Tuesday, October 16, 2007

puppy raiser's joyful lament

Such an eloquent article...


Zeek’s Corner: Saying Goodbye

All throughout my experience as a first time puppy raiser, I heard the well-known question, “How
can you give him up?”. My reply was, “I’m used to giving them up. And if he makes it I know he will go to
a fabulous home to do amazing things for a person with a disability.” Half of those statements are true.
The fact is, as trainers we are really equivalent to classroom teachers. We spend the day with the
dogs, we teach and nurture them, we love and praise them (my goodness, we love them), and we try to teach
them right from wrong in the assistance dog world. Then we go to our homes when work is done for the day
(and let our pet dogs get away with everything). As a raiser you are more like the family of this ‘foster
child’. You wake up with them, spend nearly all of the day with them, and then take them home at night.
You take them to the vet for any scrapes and bumps. You take them out on most of your errands and they are
a part of your life activities. Zeek was with me when I got my passport, ordered wedding invitations, and
shared Christmas with my family in Chicago. It is different. So when I tried to mentally convince myself that
the end of the process would be easy for me because “I was used to it” I was covering myself in a big
blanket of denial.
Since Zeek was raised in the Southwest region, we matriculated and walked across the stage at the
graduation ceremony in Oceanside. Then, a week later, we went up to the Schulz Campus in Santa Rosa, CA
for the Real Turn-in and matriculation. (Any CCI Southwest employee that puppy raises turns the puppy in
at Northwest/National.) As I sat in the audience at the Oceanside ceremony, before it even began, I felt
myself become overwhelmed by the fact that this endearing and amazingly fun creature lying by my feet
would soon be gone. For me that was the moment of realization (and the most tears), a whole week before
Real Turn-in!
Going to the Schulz Campus a week later was a good experience. I got to see old friends and watch a
graduation ceremony at a different region. After the ceremony, my husband and I drove over to the campus
straight away and took Zeek out to the big yard, where we romped with a few other puppies. We watched his
characteristically small and uncoordinated self romp with pure joy. Then we went to “the room” and stood
just outside to say our goodbye.
Zeek had no idea this was an important moment—breathless from his romp, he excitedly watched
the other dogs entering the training room. That is when I realized there was no good reason to cry now. I had
already cried for myself, and how much I would miss him. There was no reason to cry for Zeek. Zeek is a
happy, adaptable, canine and people-loving creature. This Advanced Training set-up was like his personal
version of heaven. He gets to play in a yard with a big group of dogs every day! He gets to work on new
commands and use his sharp little brain! He lives with a young, playful roommate instead of our grumpy old
pet dog, Myles! Absolute heaven. I gave the leash to one of the trainers and Zeek wagged excitedly at them
and bounded off without a single look back.
To be honest, when I arrived home there was some relief. Never have trips to the grocery store
seemed so fast and convenient. Myles the grump was peacefully slumbering all day long, as is his
preference. And the remainder of my wedding planning was just a bit less stressful with one less thing to
think about.
But when we returned from the honeymoon, and every day since, I find myself thinking about him
more. I think about what it would be like to see him and wonder if he would wiggle with joy at my presence.
I find myself waiting for that first training report like a high school girl waiting for news about her crush and
what he is up to, butterflies in my stomach.

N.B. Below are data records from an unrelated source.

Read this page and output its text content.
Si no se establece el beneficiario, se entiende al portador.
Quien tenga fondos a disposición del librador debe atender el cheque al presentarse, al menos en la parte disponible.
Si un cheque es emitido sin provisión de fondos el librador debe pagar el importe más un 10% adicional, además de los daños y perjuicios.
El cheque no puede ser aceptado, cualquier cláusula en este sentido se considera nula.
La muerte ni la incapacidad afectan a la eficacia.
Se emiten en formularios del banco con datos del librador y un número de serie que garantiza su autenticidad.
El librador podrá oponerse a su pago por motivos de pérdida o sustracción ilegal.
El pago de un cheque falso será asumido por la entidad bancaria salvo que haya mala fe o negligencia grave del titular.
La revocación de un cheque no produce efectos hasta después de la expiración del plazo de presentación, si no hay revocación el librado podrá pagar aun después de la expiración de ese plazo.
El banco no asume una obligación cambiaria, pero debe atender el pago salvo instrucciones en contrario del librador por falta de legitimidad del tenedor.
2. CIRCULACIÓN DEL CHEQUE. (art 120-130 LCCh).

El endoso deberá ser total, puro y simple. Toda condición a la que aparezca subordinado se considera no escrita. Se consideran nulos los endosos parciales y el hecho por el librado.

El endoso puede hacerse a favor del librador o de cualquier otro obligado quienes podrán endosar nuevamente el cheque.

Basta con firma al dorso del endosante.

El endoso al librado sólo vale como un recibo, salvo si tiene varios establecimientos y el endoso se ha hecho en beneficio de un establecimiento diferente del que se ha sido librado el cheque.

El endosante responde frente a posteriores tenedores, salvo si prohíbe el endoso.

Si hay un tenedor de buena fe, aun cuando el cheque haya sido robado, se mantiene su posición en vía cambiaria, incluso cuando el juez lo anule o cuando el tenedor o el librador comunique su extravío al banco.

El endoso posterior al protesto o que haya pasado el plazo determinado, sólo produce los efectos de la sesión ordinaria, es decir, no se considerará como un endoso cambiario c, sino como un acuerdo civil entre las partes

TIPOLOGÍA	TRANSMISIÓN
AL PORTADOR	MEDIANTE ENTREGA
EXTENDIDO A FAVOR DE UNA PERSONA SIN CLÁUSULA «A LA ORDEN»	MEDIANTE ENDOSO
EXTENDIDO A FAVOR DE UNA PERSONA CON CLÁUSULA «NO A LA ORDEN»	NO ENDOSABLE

I hope with all my heart that he makes it. If not, ours is a one-grumpy-
dog home, so we will go find Zeek the perfect spot. The dogs always find their
perfect spot, whether it is with a CCI graduate, or as a pet dog—I truly believe
that. These dogs don’t have quirks, they have their true character, and if
their true nature is not meant for this work, I love that CCI respects that and
doesn’t force the mold. Zeek will be an assistance dog if that is his true nature.
Will I raise another? Probably, but not yet. I must focus my attention
on future ‘classrooms’ of Advanced Training dogs, raised by the likes of you
wonderful people! Puppy Raising was harder than I thought, more
time-consuming than I thought, and more wonderful than I thought it would be.
I give extra Kudos to all of our raisers who, I have truly realized, make a great
sacrifice of time, money, patience, clothing, personal objects, and then come
back to do it all over again. Keep up the hard work.